En effet, nous avons assisté à des scènes pratiquement obscènes interprétées par Themedanse (France), sous le couvert de la danse corporelle. Un spectacle qui a fait fuir de nombreux spectateurs lorsque certaines artistes ont commencé à se débarrasser de leurs tenues légères. A croire que le complexe se transformait en lieu de " strip-tease ".
Des instants dont nous refusons de publier des photos, pudeur oblige.

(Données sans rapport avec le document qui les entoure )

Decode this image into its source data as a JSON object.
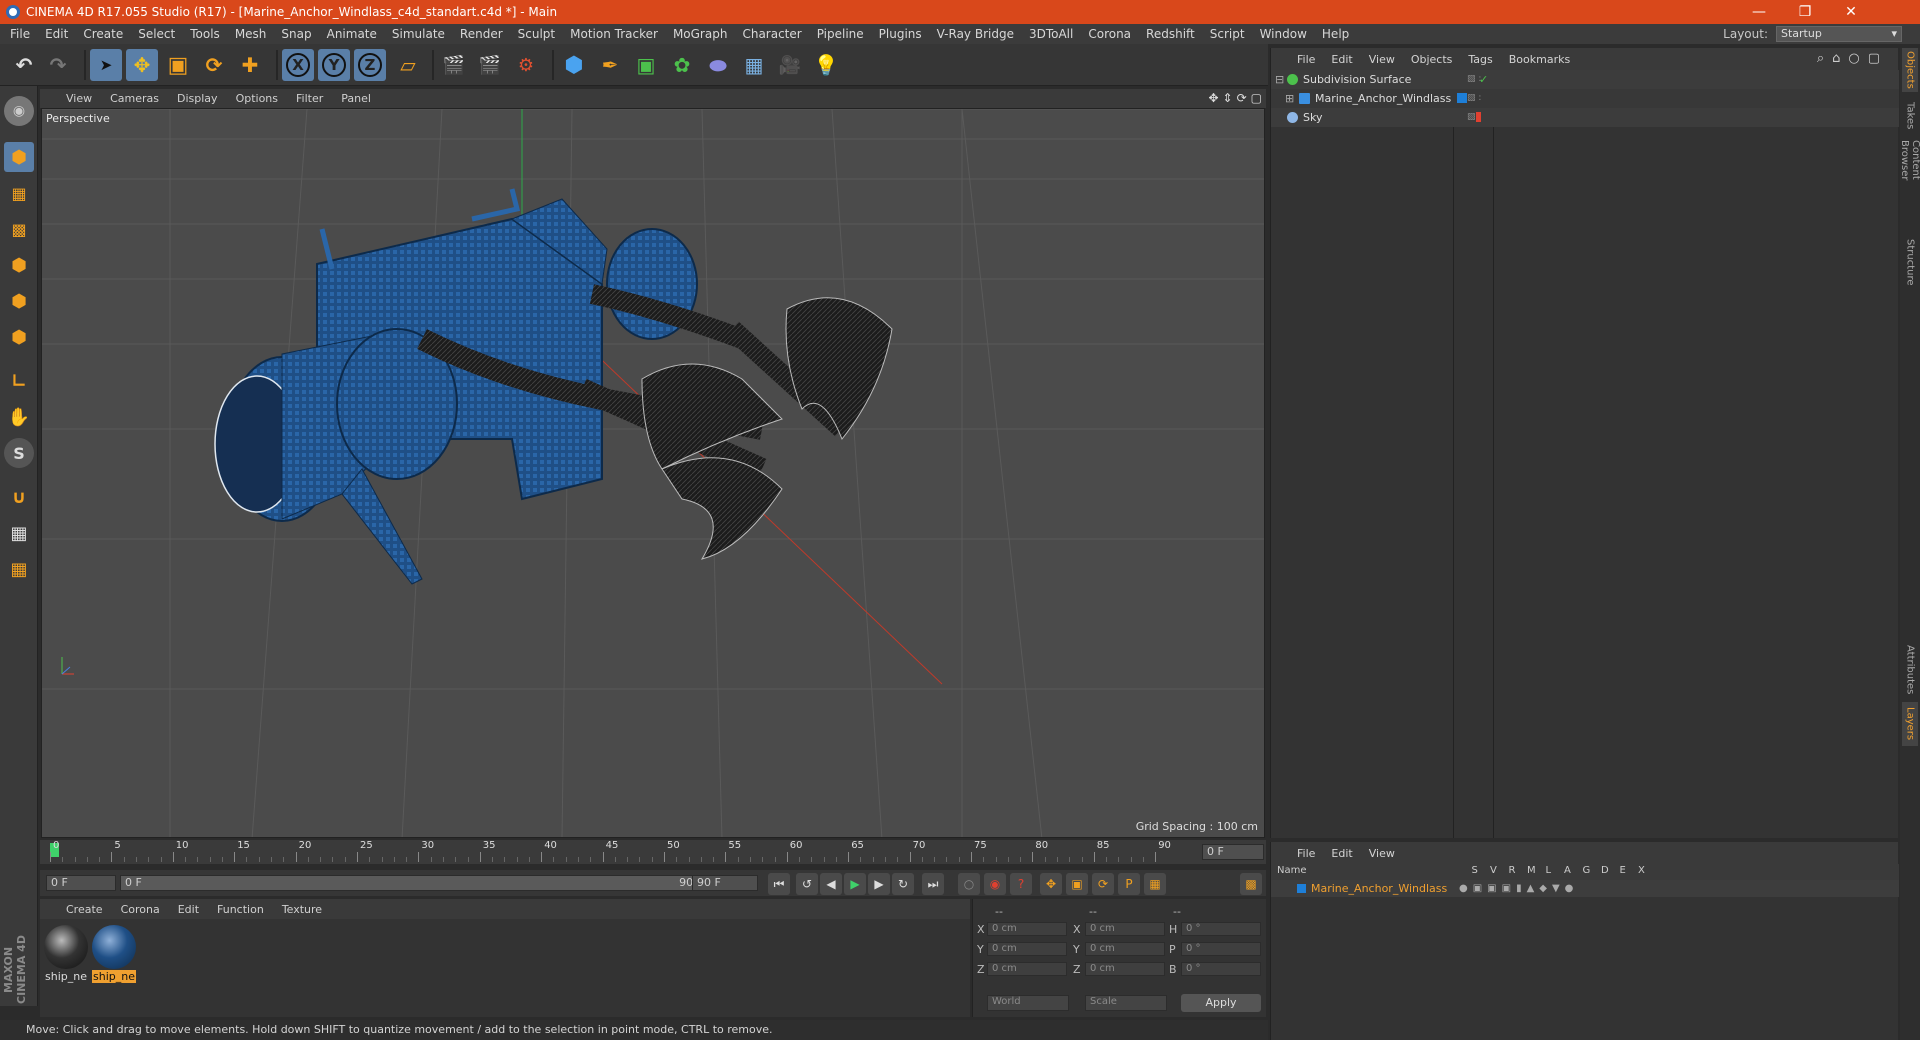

Il n'empêche qu'il faut rendre à César ce qui lui appartient, à savoir que le public a apprécié à sa juste valeur le spectacle présenté lors de la seconde journée par " Ruh " (Belgique). Portant de costumes spécifiques à chaque numéro, les artistes ont dansé sur des rythmes de musique berbère du Moyen Atlas, mais aussi de la musique andalouse, concluant sur des airs de danse " Raggada " qui a enflammé l'assistance et laissé de bonnes impressions. A travers ces danses interprétées merveilleusement, le patrimoine musical national connaît désormais une dimension internationale.
Le Festival a pris fin avec une danse où l'expression du corps est dédiée à l'amour.
Dans l'ensemble, cette édition a laissé planer des interrogations sur l'avenir de ce Festival et les surprises qui peuvent gêner ou choquer l'opinion publique.